Last time, we talked about the importance of midterms, and why they can be more stressful than finals, especially given their ability to impact the rest of your semester. If you read that post and agreed that midterm season is a significant time of year, you may have been thinking something along the lines of “Well, now I know how important midterms are, but it would be great if I can get some tips for midterm season!”. Have no fear, in this post, we will go over some tips to help you conquer the midterm mountains.
Devise a plan
If you’ve been reading some my blog posts, you may notice the recurrent theme of planning. One of the most important applications of planning is in the making of your study schedule. Unlike finals, midterm dates and times are usually available on the first day of classes, in the course syllabus. What I suggest, is putting up a 4-month semester calendar on your wall (campus bookstores usually have them), and filling in all your midterm dates as soon as possible. This may seem excessive to some, especially those who relish in the struggle of studying for a test the day before, but believe me, this will help you tremendously. Seeing how your midterm schedule looks “zoomed out” is very helpful because it allows you to tailor your study plan with specificity. You can see where you will be a little more crammed for time, so then you can compensate for that early on by staying on top of those subjects specifically. Furthermore, this technique helps in preventing time from launching a sneak attack. You know what I’m talking about; the jump from “I have loads of time left” to “I have no time left” often happens all too rapidly.
Pay attention to detail
I can’t speak much for other subjects, but when it comes to the life sciences, doing well on midterms often entails focusing on the details. Ideally you have been keeping up throughout the term, as it is unrealistic to expect to procrastinate and still be able to understand all the details. Focusing on the details can mean spending quite a bit of time memorizing, but it will be worth it because the final will most likely test in less detail, so “overshooting” here will benefit you in the long run.
Do lots of practice
Since midterms are relatively early in the semester, there may not be too many problem types covered, so if you cover all topics/problem types in your practice, you maximize your chances of performing well. Focusing on the most important topics/problem types of course makes sense, but don’t be afraid to add in variety into your practice, because you never know what can show up on the test. This can include using different resources (i.e., slides, textbook, videos, etc.) in your studies.

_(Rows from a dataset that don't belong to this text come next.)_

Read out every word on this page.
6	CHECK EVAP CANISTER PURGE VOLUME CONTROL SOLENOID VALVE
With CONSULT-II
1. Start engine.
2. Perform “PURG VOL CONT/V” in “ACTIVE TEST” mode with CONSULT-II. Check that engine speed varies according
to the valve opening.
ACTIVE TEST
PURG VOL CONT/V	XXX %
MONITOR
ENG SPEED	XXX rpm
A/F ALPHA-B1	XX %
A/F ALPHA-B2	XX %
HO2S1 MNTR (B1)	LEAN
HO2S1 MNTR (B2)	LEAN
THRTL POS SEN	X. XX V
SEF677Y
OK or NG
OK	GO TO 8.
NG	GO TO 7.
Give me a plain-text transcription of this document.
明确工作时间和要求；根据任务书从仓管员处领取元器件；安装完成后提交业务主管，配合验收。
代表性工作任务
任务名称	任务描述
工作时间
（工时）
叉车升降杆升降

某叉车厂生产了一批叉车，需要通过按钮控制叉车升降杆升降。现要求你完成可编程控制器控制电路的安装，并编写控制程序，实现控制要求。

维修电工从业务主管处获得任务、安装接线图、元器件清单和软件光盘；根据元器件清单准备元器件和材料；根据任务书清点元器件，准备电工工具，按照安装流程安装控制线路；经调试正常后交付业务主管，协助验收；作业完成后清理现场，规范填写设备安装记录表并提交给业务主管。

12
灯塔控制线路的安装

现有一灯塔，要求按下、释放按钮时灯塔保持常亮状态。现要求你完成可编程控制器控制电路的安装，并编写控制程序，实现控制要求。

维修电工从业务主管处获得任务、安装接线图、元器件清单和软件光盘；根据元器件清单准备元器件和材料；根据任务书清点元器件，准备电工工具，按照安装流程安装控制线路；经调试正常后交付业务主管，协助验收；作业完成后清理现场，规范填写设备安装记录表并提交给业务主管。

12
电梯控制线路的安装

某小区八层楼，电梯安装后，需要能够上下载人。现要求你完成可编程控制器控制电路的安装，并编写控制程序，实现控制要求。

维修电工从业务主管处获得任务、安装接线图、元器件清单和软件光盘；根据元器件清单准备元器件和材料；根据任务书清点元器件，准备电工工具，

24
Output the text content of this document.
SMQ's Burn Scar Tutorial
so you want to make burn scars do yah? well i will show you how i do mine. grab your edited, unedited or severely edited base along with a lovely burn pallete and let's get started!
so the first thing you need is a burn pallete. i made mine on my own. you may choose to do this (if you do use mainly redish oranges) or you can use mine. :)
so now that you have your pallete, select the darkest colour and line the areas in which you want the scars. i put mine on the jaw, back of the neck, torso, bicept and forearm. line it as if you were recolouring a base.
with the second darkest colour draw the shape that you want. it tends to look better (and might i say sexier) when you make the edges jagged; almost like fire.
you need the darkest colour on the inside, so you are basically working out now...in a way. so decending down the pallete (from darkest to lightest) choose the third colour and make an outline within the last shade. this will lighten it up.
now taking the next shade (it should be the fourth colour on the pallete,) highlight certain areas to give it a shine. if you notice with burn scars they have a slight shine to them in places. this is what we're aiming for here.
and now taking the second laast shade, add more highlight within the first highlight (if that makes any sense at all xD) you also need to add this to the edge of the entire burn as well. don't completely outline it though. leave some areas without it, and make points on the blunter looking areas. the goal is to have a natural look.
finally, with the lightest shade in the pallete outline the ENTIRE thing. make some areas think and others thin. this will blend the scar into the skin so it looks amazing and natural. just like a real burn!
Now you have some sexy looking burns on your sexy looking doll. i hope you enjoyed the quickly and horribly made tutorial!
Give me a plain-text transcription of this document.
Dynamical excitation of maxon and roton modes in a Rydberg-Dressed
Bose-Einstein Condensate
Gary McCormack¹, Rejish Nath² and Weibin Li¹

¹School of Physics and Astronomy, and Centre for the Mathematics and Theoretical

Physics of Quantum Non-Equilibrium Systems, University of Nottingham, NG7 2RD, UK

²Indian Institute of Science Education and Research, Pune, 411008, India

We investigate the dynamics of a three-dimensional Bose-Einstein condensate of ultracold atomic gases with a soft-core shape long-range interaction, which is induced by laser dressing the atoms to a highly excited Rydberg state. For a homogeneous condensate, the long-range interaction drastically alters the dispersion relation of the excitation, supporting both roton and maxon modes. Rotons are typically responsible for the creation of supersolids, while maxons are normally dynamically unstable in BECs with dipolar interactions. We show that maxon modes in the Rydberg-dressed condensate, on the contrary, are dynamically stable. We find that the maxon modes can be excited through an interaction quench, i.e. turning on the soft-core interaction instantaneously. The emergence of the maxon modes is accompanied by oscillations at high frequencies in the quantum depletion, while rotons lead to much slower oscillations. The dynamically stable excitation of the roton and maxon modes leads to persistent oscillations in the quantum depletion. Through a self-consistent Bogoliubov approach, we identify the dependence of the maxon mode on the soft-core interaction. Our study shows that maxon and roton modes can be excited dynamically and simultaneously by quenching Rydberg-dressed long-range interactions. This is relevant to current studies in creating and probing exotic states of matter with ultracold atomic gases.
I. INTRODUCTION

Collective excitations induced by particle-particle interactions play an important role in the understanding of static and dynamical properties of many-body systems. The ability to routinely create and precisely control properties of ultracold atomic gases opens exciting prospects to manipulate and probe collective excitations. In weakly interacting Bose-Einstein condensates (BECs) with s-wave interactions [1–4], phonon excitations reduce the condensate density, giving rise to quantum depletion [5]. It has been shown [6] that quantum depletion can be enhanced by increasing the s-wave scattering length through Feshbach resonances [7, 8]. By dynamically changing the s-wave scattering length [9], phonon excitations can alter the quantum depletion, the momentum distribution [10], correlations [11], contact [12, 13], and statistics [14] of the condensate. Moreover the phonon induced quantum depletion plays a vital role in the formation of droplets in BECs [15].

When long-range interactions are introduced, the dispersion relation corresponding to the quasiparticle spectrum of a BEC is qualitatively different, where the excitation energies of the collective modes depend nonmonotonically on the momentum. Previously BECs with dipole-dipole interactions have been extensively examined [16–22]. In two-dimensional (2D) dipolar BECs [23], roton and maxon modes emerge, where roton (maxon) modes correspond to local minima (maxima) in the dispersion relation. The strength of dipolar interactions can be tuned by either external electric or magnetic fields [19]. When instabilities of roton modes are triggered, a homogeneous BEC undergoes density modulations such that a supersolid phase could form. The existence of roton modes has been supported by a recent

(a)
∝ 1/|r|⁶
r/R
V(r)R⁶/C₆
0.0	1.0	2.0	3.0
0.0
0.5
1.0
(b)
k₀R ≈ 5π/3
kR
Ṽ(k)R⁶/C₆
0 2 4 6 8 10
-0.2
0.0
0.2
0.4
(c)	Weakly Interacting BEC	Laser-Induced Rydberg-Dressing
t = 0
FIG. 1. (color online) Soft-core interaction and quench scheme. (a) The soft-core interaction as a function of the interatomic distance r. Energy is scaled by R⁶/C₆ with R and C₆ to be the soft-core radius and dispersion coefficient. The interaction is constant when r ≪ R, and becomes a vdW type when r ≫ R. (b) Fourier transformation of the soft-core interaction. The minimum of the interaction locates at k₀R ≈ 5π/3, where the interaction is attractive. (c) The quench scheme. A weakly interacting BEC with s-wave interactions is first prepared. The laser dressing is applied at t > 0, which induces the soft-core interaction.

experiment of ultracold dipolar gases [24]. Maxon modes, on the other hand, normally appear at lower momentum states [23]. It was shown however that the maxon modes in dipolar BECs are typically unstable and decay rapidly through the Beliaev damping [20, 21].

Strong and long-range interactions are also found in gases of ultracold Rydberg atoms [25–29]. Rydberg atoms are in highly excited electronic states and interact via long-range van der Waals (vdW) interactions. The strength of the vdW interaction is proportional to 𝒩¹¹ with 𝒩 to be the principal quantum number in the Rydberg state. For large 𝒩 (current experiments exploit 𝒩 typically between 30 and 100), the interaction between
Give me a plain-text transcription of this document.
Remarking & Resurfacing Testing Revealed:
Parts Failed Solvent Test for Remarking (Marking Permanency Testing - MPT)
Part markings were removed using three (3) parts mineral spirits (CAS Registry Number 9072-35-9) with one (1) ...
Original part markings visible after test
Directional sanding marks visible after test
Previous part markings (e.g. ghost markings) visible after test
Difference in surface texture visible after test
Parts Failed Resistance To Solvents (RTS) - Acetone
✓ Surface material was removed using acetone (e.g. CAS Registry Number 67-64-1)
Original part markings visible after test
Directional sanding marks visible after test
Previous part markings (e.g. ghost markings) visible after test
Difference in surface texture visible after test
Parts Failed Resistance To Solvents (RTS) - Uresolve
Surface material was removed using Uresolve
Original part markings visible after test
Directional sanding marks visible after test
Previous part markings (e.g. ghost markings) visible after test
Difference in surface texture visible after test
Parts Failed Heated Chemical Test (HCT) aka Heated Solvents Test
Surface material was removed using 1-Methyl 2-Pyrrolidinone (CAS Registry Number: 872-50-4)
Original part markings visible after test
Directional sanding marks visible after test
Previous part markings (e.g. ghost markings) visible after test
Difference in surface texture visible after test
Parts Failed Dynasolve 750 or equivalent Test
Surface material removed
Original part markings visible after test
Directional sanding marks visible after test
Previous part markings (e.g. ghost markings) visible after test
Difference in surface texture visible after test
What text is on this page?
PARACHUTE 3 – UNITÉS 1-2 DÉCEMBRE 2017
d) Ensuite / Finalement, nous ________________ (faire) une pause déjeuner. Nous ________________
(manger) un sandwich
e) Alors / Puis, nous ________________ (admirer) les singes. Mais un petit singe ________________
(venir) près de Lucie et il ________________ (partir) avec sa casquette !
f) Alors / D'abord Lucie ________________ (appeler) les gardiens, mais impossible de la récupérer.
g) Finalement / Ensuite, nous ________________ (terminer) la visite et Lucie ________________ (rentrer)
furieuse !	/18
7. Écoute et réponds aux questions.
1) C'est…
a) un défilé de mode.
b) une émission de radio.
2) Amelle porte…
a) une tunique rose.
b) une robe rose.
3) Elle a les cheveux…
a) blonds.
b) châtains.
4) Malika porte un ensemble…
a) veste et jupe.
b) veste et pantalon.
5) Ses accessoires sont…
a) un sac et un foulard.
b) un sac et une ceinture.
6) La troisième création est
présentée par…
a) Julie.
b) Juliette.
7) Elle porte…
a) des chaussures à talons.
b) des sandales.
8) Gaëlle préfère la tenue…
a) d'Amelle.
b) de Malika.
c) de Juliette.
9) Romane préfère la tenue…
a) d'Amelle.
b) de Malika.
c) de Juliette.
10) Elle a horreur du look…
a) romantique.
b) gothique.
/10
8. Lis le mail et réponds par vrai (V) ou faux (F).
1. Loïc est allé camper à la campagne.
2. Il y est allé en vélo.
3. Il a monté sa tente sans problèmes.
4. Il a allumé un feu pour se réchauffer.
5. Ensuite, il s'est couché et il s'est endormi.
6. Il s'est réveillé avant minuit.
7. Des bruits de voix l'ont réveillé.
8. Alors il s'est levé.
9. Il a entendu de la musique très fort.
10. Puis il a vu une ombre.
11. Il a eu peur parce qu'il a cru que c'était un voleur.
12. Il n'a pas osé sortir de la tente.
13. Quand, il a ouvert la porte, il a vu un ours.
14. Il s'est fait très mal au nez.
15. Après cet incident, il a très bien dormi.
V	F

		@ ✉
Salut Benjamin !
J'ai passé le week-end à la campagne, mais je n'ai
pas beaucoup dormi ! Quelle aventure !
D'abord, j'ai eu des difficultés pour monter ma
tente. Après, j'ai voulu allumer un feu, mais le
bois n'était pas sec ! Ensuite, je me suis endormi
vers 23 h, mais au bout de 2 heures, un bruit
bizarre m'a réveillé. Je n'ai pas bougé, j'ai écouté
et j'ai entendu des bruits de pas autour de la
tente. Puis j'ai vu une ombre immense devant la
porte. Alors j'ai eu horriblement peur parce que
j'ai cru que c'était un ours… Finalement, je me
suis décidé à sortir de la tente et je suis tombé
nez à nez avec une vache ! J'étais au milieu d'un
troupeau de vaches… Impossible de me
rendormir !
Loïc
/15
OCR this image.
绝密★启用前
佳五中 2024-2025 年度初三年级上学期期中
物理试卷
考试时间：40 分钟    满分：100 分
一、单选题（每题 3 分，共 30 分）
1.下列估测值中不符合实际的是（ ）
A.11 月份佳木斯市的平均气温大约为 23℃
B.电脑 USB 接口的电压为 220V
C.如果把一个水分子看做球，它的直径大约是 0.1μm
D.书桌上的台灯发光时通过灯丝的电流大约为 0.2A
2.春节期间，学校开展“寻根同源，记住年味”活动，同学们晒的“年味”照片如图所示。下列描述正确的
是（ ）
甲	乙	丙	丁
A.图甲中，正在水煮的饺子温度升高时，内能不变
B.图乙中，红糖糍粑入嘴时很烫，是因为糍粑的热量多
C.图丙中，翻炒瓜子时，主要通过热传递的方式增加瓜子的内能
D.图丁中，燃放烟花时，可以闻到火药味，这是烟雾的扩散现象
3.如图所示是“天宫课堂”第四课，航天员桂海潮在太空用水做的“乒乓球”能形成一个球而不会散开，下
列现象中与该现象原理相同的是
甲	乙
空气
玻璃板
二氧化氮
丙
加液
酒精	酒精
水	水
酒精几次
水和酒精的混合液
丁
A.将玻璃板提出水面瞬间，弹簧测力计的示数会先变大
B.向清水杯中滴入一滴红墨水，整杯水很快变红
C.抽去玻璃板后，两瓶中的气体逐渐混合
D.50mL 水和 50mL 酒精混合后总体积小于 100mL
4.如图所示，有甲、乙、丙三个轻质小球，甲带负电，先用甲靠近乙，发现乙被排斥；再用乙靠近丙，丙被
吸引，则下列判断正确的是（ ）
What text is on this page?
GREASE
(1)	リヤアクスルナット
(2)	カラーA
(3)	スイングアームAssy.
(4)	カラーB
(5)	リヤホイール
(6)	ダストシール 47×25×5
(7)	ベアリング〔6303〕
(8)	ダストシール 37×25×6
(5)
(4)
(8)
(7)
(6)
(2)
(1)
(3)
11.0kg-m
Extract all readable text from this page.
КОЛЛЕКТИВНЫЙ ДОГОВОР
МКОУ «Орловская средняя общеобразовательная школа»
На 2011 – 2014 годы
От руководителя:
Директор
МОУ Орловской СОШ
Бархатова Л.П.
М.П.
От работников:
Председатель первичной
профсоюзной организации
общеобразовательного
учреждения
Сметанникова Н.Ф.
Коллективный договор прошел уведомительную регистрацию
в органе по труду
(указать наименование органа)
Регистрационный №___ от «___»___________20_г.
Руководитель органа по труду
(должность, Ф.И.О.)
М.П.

I often think of midterm season metaphorically as a juggling game. You are juggling tests, labs, reports, assignments, and class attendance all at once. Compare this to finals where classes and assignments are done, and you only focus on the exam. Therefore, it’s important to think a few steps ahead, so that you can juggle effectively. This can often mean making some strategic sacrifices, for example, handing in a lab report one or two days late will often result in a 5 or 10% penalty for that report, but if you have a difficult midterm on the day that the report is due that weighs more than the report, you might decide that it’s better to take the hit. So, to juggle effectively, think a few steps ahead, and make strategic decisions.
Hopefully, these tips help you succeed this midterm season. Good luck studying!